そもそも動物解放をはじめとする社会正義は、抑圧的な既成秩序に異を唱える運動である以上、大なり小なり急進性を帯びるものであって、そうでなければおそらく存在意義はない。社会はその急進性に、逸脱者やテロリズムを連想させる「過激」「暴力的」などのレッテルを貼るが、そこで活動家が考えるべきことは、いかに急進性を隠すか、殺ぐか、ではなく、それらのレッテルがいかなる政治的意図のもとに用いられているのか、である。結局のところ、法律にしたがった抗議やデモ行進も「過激」と目される。「過激」のレッテルは活動家たちを萎縮させ、世間にとって都合のよい穏健派へと向かわせることで、社会正義の牙を抜く装置にほかならない。私たちはマジョリティの論理を反映した動物解放バッシングに振り回されることなく、冷静な視点から個々の活動の評価を試みるとともに、社会正義への偏見を強めるメディアの不正に抗っていく必要があるだろう。

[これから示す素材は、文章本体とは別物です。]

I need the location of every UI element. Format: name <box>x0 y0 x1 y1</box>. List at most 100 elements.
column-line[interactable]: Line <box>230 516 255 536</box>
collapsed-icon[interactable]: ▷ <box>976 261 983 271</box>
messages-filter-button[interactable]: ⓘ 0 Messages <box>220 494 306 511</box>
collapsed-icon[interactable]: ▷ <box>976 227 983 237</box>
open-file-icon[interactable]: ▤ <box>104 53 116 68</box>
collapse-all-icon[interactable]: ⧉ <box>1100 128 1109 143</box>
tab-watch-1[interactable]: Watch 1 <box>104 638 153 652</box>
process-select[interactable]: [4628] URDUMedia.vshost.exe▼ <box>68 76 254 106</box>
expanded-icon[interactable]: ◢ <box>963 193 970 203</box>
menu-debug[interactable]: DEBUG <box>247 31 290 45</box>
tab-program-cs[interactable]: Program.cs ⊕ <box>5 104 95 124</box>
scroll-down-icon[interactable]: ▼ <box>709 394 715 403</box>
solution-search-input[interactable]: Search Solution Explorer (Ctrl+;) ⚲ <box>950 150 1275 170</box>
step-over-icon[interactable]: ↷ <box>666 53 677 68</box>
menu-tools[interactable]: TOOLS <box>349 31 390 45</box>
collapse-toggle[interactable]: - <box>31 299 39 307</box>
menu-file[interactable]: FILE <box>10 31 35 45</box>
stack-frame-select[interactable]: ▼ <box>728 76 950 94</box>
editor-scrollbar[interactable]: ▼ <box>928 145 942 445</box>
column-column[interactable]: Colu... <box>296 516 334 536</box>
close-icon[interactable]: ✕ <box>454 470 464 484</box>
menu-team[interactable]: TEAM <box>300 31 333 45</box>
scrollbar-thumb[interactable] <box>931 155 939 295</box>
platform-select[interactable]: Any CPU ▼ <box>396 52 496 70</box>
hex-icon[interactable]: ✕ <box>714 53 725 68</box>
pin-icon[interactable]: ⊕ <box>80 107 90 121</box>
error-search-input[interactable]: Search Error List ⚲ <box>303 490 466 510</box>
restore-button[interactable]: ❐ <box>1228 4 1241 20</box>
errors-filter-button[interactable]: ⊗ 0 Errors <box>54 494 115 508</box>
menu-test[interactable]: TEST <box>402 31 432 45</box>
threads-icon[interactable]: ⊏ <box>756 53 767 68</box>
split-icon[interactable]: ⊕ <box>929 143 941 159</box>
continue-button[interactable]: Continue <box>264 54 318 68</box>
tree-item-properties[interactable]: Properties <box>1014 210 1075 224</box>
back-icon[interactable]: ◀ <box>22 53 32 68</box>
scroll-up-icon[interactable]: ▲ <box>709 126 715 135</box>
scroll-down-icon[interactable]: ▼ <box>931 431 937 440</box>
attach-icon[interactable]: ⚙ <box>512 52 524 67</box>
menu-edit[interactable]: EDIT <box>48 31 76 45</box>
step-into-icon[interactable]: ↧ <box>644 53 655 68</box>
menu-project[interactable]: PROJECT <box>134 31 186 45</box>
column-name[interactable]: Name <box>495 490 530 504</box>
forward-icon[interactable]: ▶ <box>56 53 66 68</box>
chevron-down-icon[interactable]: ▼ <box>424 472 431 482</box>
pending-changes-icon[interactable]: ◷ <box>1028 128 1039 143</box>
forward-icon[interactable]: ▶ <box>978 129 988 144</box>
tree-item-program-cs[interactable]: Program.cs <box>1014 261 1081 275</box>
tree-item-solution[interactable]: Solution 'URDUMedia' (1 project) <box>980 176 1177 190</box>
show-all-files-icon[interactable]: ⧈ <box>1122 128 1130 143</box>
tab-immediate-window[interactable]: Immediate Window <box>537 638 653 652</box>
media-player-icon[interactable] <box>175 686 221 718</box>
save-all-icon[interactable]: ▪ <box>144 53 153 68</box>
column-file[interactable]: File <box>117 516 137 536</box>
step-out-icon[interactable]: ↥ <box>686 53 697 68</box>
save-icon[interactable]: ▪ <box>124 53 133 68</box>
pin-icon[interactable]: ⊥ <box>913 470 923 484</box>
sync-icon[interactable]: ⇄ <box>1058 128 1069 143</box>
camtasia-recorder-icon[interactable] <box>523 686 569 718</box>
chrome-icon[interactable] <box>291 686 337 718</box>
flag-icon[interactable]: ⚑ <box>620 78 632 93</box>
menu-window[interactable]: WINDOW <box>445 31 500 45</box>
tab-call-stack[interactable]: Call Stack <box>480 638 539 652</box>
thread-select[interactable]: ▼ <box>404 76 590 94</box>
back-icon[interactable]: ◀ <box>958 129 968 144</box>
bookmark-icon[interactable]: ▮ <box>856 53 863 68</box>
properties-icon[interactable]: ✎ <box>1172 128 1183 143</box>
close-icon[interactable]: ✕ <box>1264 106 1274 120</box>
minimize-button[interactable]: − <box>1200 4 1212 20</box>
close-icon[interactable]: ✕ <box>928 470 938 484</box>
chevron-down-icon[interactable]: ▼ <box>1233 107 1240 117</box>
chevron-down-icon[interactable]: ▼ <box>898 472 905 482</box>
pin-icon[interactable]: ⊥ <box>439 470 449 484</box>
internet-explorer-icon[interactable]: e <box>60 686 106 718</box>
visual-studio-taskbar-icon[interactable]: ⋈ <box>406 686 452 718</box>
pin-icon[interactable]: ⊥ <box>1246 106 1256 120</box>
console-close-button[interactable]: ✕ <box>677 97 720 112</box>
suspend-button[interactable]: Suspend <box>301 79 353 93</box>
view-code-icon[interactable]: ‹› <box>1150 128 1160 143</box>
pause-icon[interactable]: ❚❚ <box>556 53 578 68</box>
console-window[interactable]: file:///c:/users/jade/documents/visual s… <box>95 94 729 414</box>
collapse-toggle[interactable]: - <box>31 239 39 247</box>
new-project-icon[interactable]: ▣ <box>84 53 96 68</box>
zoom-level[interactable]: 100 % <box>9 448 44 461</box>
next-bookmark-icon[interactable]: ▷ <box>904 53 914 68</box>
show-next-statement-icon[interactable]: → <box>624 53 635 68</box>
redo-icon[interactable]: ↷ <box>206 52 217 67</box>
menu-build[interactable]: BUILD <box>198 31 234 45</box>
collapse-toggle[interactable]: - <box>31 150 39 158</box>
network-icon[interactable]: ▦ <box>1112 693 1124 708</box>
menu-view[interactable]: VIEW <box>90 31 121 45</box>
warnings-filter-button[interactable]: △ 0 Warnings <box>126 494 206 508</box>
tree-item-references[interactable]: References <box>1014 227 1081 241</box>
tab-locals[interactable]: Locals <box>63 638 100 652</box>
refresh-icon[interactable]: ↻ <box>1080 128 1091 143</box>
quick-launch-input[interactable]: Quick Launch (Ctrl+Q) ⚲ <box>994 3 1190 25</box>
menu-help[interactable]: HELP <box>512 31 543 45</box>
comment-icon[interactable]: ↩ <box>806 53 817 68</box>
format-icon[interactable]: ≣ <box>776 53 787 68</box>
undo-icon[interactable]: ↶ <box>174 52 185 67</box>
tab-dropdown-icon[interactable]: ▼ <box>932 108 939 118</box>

*1 NHK国際報道「池畑キャスターの視点 殺生禁断? フランスの『アグリバッシング』を考える」https://www.nhk.or.jp/kokusaihoudou/bs22/special/2020/03/0316.html(2020年3月17日アクセス)。
*2 ジョン・ソレンソン/井上太一訳『捏造されるエコテロリスト』(緑風出版、2017年)を参照。